As part of a beautiful search for civil discourse, Buster Benson and BJ Campbell are engaged in a public conversation about gun control. Yesterday, BJ surfaced some really interesting research into gun law effectiveness that he sums up well:
the NRA’s “guns don’t kill people, people kill people” rhetoric actually turns out to be not only very clean, it turns out to be scientifically correct. In particular, violent people kill people.
This, I think, is the key to finding an American consensus on gun control. Popular support for “common sense” gun laws does not appear to include regulation of weapons production, but rather is a proxy for cracking down on dangerous people. (Which makes me wonder if that support will stand when the definition of dangerous people turns out to include people who look like your son.)

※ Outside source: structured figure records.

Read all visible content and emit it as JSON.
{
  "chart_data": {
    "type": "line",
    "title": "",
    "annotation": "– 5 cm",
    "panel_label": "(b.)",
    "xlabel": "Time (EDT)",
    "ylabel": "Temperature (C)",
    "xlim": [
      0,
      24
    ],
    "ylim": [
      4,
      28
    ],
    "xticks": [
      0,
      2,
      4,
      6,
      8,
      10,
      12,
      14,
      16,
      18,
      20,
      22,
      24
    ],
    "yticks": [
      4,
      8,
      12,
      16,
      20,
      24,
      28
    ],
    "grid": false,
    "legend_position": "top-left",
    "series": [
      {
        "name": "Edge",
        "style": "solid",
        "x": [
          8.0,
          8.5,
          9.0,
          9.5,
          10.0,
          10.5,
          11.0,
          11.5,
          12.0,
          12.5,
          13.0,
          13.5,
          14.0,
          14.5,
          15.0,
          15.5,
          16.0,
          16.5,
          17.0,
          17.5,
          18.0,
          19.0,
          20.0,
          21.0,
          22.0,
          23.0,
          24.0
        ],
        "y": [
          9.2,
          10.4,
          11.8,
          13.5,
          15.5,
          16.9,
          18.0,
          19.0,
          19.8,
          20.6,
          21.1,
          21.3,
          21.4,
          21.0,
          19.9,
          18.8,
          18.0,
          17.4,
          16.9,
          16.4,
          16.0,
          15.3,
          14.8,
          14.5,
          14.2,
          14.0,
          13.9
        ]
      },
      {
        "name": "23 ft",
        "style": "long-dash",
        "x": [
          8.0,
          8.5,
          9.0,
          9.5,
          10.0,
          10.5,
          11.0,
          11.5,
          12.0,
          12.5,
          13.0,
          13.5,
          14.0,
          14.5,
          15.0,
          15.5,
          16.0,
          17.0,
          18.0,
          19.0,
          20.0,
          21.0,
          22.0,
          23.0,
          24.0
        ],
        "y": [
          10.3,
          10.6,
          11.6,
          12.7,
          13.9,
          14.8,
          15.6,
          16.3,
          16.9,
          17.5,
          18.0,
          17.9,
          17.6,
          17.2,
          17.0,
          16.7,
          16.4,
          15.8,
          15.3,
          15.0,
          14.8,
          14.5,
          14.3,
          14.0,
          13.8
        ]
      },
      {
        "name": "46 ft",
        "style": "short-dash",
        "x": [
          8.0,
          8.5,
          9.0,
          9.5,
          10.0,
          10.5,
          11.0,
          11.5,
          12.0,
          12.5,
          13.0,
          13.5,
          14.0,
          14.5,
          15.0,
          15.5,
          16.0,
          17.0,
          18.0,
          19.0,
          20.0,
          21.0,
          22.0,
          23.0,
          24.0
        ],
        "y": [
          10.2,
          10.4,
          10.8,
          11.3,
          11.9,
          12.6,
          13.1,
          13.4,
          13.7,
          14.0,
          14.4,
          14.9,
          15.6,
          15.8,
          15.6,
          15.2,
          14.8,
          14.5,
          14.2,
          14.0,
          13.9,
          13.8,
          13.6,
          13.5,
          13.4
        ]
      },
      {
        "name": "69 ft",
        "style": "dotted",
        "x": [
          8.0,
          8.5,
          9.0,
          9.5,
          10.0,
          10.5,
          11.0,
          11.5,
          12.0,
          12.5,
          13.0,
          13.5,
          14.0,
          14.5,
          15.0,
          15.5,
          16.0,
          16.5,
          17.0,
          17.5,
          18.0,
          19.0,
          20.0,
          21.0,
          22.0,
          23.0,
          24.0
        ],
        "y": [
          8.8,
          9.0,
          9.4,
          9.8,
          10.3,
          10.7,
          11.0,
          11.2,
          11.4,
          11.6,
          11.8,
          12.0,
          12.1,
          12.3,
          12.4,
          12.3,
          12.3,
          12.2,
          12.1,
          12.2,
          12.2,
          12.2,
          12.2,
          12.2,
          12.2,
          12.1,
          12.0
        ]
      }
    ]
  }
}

Let’s assume, then, that Red and Blue America can agree that we need government to restrict the rights of classes of people based on an expectation that they will be dangerous. If this is done without explicitly and specifically weakening the right to bear arms, the slippery slope is treacherous.
Unfortunately, we already experiment with variable citizenship rights. The disenfranchisement of felons when felon status is widely the result of arbitrary enforcement targeting is a well-known example. Transgender disenfranchisement is less visible to most Americans but quite widepread. Increasingly narrow legal definitions of classes protected from discrimination leave many people exposed to socially enforced restrictions.
We stand now on the edge of a new risk. Our eagerness to find a way to stop Kevin from shooting his classmates could unwittingly provide a hook for new rights limitations to hang from by creating a new class of rights-restricted citizen. We could aim to circumvent the NRA but find the ACLU is collateral damage.